A advogada da Associação Humanitária dos Bombeiros Voluntários de Pedrógão Grande disse hoje, no Tribunal Judicial de Leiria, que o Estado falhou na sua obrigação de manter seguras as pessoas nos incêndios naquele concelho, em junho de 2017.

“O Estado falhou, redondamente, na sua obrigação de manter seguros os seus cidadãos. E falhou porque não providenciou pelo ordenamento da floresta, porque não dispôs de meios de combate a incêndio, não apostou na formação e profissionalização do corpo de bombeiros, não assegurou a divulgação de medidas de autoproteção”, afirmou Andreia Teixeira de Sousa, nas alegações finais do julgamento para determinar eventuais responsabilidades criminais nos incêndios de Pedrógão Grande.

A associação humanitária é visada em pedidos de indemnização civil de cerca de 560 mil euros por dois centros hospitalares. A quantia peticionada é, igualmente, pedida a outros demandados, incluindo arguidos, sendo que, na eventualidade de condenação, a responsabilidade é solidária.

Depois de expressar pesar em nome da associação às vítimas destes incêndios, Andreia Teixeira de Sousa dirigiu-se aos arguidos, em particular ao comandante da corporação, Augusto Arnaut, que “há mais de 20 anos faz parte, sempre a título voluntário, do Quadro de Comando” da associação, “10 dos quais na qualidade de comandante”, cargo “sempre exercido de forma exemplar”.

“(…) Não pode esta associação deixar de associar-se a um profundo sentimento de injustiça por estar a ser-lhe assacada a responsabilidade criminal pelo homicídio negligente de 63 pessoas e ofensas à integridade física agravada de outras 44 pessoas”, declarou.

De seguida, a causídica foi à origem da expressão popular “sem pés nem cabeça”, na forma abreviada, e “sem pés nem cabeça ou coração”, na sua plenitude, para concretizar que esta última “ajusta-se perfeitamente” à acusação e decisão instrutória do processo.

“Sem pés nem cabeça porque (…) toda a prova produzida nos permite concluir que o sr. comandante não omitiu, no exercício das suas funções, qualquer dever a que estivesse adstrito. Antes, fez tudo quanto lhe era exigível, razoável e possível fazer”, sustentou, para lembrar que em 17 de junho de 2017 “se conjugaram uma série de fatores” sem que qualquer dos arguidos “pudesse ter a possibilidade de fazer o que quer que fosse para o evitar”.

A causídica elencou uma série de elementos que considera provados em julgamento, incluindo que as excecionais condições meteorológicas no país ou o caráter imprevisível do incêndio.

Segundo Andreia Teixeira de Sousa, não podem ser os bombeiros, as associações humanitárias e o comandante “a válvula de escape de um sistema consabidamente falido, adiado e fustigado por sucessivas reformas que, em sucessivos anos, ficam por implementar”.

A advogada adiantou que o comandante Augusto Arnaut é funcionário da Câmara de Pedrógão Grande deslocado ao serviço da corporação, pelo que “não é possível, por esta via, a imputação do facto lesivo à demandada [associação humanitária]”.

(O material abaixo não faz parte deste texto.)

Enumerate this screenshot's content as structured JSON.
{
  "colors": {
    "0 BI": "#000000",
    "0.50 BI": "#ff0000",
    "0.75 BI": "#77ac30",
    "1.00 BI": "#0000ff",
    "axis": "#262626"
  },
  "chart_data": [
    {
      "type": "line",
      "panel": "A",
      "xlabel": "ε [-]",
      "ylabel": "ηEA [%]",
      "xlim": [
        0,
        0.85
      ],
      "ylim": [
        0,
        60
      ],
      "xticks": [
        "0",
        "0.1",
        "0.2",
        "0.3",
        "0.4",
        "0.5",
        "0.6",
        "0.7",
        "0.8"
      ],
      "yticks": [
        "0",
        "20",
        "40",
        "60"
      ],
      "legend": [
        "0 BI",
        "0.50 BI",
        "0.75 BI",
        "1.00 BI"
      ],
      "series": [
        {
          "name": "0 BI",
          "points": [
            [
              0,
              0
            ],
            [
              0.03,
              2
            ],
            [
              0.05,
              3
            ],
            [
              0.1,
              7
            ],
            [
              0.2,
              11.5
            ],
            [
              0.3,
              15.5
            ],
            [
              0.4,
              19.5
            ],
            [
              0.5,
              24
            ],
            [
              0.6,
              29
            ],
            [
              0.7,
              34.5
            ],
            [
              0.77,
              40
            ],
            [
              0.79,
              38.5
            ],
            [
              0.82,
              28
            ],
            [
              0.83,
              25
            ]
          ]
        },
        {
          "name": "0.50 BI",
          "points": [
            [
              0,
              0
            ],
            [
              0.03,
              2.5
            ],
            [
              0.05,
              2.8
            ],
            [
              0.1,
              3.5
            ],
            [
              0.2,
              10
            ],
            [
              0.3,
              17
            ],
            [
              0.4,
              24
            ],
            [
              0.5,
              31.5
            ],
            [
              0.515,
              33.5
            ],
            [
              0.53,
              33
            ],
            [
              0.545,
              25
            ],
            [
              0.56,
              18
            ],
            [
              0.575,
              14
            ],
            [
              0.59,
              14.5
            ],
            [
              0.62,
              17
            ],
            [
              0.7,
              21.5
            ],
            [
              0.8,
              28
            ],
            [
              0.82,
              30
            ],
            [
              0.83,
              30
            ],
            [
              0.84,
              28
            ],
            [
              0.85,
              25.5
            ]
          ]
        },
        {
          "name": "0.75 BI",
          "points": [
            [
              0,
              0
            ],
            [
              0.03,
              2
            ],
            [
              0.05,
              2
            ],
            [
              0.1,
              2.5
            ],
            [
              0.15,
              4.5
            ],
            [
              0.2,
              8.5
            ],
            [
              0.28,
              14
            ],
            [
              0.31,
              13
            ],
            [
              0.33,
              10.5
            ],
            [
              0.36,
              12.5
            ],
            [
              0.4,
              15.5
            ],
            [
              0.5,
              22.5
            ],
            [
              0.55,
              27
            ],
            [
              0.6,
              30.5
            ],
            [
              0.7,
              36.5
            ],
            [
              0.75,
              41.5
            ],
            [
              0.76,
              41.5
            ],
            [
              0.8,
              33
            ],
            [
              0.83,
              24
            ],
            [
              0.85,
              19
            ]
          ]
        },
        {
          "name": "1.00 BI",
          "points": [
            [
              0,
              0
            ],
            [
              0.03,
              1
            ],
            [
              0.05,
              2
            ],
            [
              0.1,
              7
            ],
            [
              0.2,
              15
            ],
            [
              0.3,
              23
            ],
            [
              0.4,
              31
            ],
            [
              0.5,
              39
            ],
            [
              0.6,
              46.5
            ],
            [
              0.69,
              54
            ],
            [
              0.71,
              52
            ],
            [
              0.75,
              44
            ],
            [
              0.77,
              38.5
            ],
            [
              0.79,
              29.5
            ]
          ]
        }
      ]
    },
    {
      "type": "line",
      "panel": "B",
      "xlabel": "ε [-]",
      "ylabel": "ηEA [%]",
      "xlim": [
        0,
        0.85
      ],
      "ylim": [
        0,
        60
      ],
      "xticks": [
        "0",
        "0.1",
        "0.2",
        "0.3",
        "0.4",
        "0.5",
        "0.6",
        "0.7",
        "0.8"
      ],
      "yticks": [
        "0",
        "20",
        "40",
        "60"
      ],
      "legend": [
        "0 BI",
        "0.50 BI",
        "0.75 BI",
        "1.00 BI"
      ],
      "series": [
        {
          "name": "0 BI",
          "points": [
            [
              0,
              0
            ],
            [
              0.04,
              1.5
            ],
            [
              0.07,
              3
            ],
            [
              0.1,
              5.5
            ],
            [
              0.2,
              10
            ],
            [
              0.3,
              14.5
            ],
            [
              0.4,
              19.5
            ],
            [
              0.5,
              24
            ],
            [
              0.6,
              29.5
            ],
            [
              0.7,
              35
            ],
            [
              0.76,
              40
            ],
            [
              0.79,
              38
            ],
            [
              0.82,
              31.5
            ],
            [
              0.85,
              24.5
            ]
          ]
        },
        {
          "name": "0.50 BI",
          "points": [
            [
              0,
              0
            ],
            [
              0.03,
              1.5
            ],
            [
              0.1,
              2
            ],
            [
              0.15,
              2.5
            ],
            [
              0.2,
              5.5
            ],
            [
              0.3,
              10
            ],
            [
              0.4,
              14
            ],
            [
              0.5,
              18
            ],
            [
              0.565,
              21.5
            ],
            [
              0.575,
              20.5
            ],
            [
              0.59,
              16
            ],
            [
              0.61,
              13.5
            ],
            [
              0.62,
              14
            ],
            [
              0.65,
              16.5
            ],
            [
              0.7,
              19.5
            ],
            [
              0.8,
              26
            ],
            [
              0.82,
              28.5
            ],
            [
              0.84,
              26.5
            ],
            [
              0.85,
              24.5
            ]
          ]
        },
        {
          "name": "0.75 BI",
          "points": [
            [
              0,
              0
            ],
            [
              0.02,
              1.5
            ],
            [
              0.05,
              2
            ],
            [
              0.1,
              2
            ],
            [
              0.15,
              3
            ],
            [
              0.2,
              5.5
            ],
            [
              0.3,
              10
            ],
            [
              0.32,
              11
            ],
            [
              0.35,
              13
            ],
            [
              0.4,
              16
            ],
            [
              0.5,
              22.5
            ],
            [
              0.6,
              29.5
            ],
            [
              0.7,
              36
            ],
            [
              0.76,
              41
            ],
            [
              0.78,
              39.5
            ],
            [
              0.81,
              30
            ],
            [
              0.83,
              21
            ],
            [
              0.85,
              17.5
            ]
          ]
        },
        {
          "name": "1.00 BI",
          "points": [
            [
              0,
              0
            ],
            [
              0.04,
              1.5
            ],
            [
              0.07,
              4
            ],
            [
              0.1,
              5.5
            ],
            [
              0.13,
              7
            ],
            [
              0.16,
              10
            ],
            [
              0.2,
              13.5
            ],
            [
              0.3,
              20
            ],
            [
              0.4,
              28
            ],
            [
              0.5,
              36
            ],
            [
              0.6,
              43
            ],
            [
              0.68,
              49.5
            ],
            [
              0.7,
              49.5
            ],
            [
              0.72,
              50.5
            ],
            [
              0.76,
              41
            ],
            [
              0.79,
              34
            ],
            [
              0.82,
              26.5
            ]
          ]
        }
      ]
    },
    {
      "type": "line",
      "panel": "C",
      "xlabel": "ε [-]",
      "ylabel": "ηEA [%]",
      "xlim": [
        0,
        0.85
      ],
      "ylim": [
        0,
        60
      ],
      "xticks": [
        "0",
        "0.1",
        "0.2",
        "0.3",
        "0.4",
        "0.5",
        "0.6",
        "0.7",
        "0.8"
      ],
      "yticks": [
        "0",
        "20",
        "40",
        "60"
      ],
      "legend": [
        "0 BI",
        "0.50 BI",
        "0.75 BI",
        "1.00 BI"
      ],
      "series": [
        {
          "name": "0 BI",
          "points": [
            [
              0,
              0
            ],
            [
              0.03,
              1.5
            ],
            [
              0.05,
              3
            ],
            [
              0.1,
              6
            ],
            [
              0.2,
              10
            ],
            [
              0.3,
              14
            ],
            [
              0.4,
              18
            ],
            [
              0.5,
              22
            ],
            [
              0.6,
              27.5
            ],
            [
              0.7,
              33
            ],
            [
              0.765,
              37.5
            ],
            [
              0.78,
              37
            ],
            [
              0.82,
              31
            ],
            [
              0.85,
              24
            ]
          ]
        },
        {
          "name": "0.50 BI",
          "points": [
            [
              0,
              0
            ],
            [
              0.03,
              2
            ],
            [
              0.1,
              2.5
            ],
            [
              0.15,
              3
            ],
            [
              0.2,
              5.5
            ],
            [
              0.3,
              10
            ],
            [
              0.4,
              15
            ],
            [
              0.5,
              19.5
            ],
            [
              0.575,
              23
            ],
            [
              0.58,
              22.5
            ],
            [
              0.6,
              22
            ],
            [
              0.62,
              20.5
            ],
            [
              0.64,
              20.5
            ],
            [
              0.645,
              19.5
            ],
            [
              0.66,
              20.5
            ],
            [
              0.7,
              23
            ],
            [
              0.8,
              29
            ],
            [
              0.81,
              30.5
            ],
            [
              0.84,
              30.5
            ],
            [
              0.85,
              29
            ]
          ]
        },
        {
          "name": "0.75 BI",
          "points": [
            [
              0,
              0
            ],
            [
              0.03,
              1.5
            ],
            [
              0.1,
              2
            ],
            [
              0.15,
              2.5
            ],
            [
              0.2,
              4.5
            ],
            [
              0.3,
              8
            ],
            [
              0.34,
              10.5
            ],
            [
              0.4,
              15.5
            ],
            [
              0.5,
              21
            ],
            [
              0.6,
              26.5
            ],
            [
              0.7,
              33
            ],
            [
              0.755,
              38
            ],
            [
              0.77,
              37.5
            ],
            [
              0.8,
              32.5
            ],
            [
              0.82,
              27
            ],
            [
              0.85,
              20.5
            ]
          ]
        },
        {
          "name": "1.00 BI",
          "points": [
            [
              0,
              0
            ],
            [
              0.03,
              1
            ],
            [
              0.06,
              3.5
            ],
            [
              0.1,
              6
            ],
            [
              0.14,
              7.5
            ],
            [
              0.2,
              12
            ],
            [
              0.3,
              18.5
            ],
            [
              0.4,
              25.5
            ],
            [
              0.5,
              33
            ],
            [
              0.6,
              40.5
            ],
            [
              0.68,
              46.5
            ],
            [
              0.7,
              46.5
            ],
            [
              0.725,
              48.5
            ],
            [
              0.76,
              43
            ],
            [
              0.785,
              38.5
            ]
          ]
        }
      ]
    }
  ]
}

Quanto à associação, “não tem autonomia para definir as suas áreas, meios e formas de atuação, regulamento interno e homologação dos quadros de pessoal, dependendo, para tal, diretamente da Autoridade Nacional de Emergência e Proteção Civil, um serviço central, da administração direta do Estado”.

Por outro lado, no município não existe outra corporação, pelo que “a responsabilidade de atuação prioritária e comando para a extinção de incêndios que deflagrem no concelho de Pedrógão Grande pertence-lhe”, mas esta tarefa cabe ao Estado, embora delegada, neste caso, aos bombeiros.

“Nesta confluência, a responsabilidade civil por qualquer facto ilícito e danoso só pode ser, aqui, assacada ao Estado”, acrescentou a advogada, assinalando, “pelo simbolismo que representa o ato e bem assim o momento em que foi praticado”, que o Ministério da Administração Interna, por despacho de sexta-feira, concedeu à associação “a Medalha de Mérito de Proteção e Socorro, no grau prata e distintivo azul”, pelo seu “exemplar percurso” ao serviço da comunidade e da proteção e socorro de populações.

As alegações prosseguem na quarta-feira.